Quanto alla necropoli, conosciuta fin dall'inizio di questo secolo, ha restituito un numero imponente di tombe, i cui corredi funerarî permettono di seguire l'evoluzione stilistica della ceramica indigena daunia, dall'VIII sec. a. C. fino agli inizî del III sec. a. C.
Tutte le tombe conosciute finora sono ad inumazione; se ne possono distinguere tre tipi. Il tipo più comune è quello della tomba a fossa, a cavità quadrata o rettangolare tagliata nella roccia e ricoperta da una lastra; gli interstizi sono talvolta accuratamente otturati con ciottoli; in qualche caso, la copertura è costituita da una tegola o da un frammento di grande vaso. Le tombe scavate nell'argilla sono fatte di muretti costruiti di ciottoli o di mattoni crudi. Nella fossa il defunto è deposto in posizione rannicchiata. La concentrazione delle tombe e l'assenza di rioccupazioni lasciano supporre che la presenza di sepolture era segnata in superficie con qualche mezzo, o una stele, o un vaso; alcuni frammenti di stele vagamente antropomorfe sono stati scoperti ad O.; sono identiche a quelle trovate da S. Ferri nella regione di Siponto-Manfredonia.
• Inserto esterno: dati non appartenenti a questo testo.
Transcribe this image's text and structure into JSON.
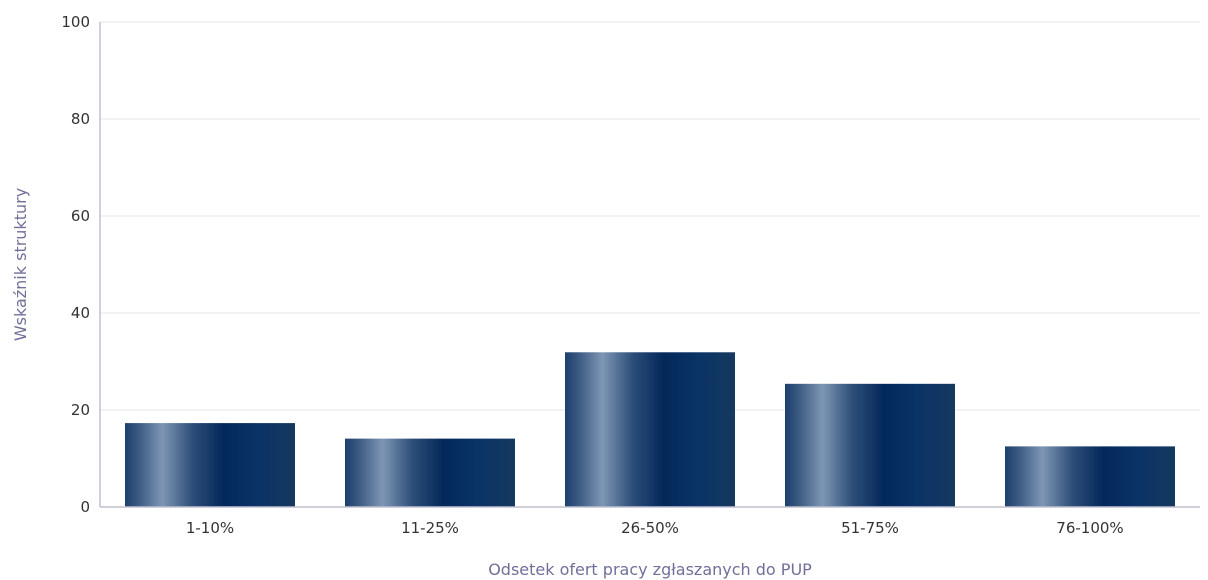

Un secondo tipo di tombe è quello a grotticella; un bellissimo esempio di questo tipo è stato scoperto sotto la basilica della città romana: una stretta scala dava accesso a due camere, l'una in asse con l'ingresso, l'altra a sinistra; la porta era otturata da una lastra di pietra e da un muretto di mattoni crudi; in ciascuna camera erano tagliate nella roccia due banchine sulle quali erano distesi i defunti.
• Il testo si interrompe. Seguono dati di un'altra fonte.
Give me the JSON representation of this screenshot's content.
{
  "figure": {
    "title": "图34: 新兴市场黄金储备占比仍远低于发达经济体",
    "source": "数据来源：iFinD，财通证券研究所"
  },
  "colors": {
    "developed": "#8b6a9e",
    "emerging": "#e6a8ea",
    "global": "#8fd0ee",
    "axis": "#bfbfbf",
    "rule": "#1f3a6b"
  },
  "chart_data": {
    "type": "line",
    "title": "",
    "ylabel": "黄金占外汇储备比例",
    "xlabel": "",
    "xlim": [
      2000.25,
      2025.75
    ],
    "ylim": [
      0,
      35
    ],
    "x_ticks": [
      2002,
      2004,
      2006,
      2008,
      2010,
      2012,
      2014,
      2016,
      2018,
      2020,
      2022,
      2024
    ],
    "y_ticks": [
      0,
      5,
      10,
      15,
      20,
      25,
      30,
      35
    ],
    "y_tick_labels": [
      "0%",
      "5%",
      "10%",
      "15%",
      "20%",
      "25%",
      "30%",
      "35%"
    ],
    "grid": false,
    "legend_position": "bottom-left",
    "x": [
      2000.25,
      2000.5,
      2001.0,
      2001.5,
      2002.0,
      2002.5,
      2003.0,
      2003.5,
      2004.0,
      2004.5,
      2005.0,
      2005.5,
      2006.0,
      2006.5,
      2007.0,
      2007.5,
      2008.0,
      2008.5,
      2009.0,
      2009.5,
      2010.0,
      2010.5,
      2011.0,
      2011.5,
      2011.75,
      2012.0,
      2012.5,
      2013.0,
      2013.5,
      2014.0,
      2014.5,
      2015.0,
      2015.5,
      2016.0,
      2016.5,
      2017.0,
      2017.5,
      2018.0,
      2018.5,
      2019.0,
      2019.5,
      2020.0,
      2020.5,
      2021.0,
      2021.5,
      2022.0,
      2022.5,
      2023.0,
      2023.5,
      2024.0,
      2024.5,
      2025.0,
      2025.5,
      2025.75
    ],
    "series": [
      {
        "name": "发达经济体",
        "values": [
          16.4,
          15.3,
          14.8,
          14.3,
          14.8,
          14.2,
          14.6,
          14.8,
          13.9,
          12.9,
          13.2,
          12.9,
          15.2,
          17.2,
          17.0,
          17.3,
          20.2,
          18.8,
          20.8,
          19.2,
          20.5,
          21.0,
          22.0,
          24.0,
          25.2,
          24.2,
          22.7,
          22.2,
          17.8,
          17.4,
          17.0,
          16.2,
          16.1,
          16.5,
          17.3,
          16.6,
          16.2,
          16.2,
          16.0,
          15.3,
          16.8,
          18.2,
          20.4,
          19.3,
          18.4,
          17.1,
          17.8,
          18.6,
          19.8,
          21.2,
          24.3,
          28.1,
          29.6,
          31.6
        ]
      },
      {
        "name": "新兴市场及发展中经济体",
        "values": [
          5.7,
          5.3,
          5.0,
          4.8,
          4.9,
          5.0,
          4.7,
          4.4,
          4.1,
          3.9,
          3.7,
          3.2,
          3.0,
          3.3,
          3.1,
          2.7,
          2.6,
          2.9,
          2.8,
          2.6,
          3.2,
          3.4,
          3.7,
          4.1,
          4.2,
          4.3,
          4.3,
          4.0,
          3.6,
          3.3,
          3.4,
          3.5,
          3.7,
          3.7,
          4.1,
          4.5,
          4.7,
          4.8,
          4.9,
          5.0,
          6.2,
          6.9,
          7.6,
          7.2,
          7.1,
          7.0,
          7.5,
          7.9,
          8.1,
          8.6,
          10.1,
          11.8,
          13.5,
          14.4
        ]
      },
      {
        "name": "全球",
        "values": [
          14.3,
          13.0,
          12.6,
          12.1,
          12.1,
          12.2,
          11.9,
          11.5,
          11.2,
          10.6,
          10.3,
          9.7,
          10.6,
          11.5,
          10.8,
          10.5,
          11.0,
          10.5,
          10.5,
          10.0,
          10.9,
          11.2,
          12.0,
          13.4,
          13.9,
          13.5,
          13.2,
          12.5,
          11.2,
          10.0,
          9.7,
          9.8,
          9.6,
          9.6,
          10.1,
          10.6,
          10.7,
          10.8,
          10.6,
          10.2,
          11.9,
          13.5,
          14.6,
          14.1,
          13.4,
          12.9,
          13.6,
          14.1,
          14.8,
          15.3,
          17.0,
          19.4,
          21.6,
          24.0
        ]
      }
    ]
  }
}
Del terzo tipo di tomba, quella a tumulo, non è stato scavato alcun esempio in modo sistematico; alcuni esempi sono stati ritrovati al margine orientale dell'abitato indigeno.
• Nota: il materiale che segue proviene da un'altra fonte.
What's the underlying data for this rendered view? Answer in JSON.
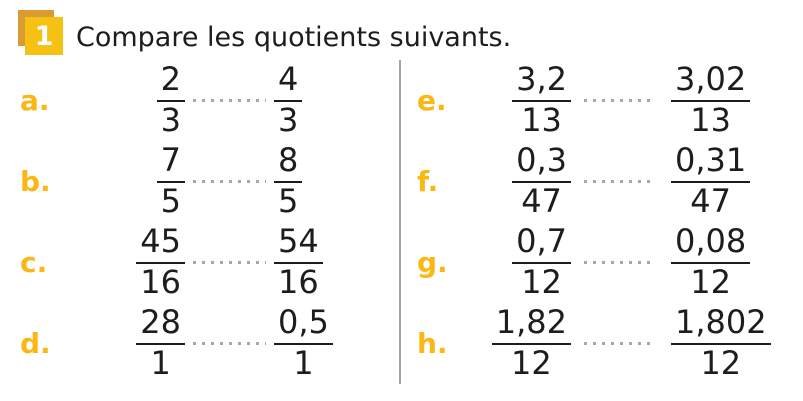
{
  "header": {
    "badge_number": "1",
    "title": "Compare les quotients suivants."
  },
  "colors": {
    "badge_front_yellow": "#f5c113",
    "badge_back_amber": "#d89c33",
    "item_label_yellow": "#fbb713",
    "text_dark": "#1d1d1b",
    "dots_gray": "#a8a8a8",
    "divider_gray": "#a3a3a3"
  },
  "columns": [
    {
      "items": [
        {
          "label": "a.",
          "q1": {
            "num": "2",
            "den": "3"
          },
          "q2": {
            "num": "4",
            "den": "3"
          }
        },
        {
          "label": "b.",
          "q1": {
            "num": "7",
            "den": "5"
          },
          "q2": {
            "num": "8",
            "den": "5"
          }
        },
        {
          "label": "c.",
          "q1": {
            "num": "45",
            "den": "16"
          },
          "q2": {
            "num": "54",
            "den": "16"
          }
        },
        {
          "label": "d.",
          "q1": {
            "num": "28",
            "den": "1"
          },
          "q2": {
            "num": "0,5",
            "den": "1"
          }
        }
      ]
    },
    {
      "items": [
        {
          "label": "e.",
          "q1": {
            "num": "3,2",
            "den": "13"
          },
          "q2": {
            "num": "3,02",
            "den": "13"
          }
        },
        {
          "label": "f.",
          "q1": {
            "num": "0,3",
            "den": "47"
          },
          "q2": {
            "num": "0,31",
            "den": "47"
          }
        },
        {
          "label": "g.",
          "q1": {
            "num": "0,7",
            "den": "12"
          },
          "q2": {
            "num": "0,08",
            "den": "12"
          }
        },
        {
          "label": "h.",
          "q1": {
            "num": "1,82",
            "den": "12"
          },
          "q2": {
            "num": "1,802",
            "den": "12"
          }
        }
      ]
    }
  ]
}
In tutte queste tombe il corredo funerario è disposto intorno al defunto; si tratta quasi esclusivamente di materiale ceramico; alcune tombe maschili contengono talvolta armi - lance, pugnali, elmi, cinturoni di bronzo -, ed in alcune tombe femminili i gioielli sono ben rappresentati: diademi d'argento, collane, amuleti, braccialetti. Le statuette di terracotta sono estremamente rare. La ceramica è di gran lunga la meglio rappresentata: si è potuto constatare a questo proposito che, contrariamente alle necropoli vicine di Ascoli Satriano o di Arpi, questa di O. presenta un aspetto culturale molto locale, quasi folcloristico: la ceramica con decorazione geometrica bicroma o policroma domina largamente e prova il carattere tradizionale di queste popolazioni: per secoli gli stessi tipi di vasi riappaiono, ornati di motivi decorativi identici; la decorazione è lineare, non figurativa; il volume dei vasi, e soprattutto il proffio delle anse, denotano una predilezione per forme stilizzate talvolta vagamente antropomorfe. Soltanto nelle tombe tarde, del IV e degli inizî del III sec. a. C., appare la ceramica a vernice nera, la ceramica di Gnathia e la ceramica barocca e policroma di Canosa.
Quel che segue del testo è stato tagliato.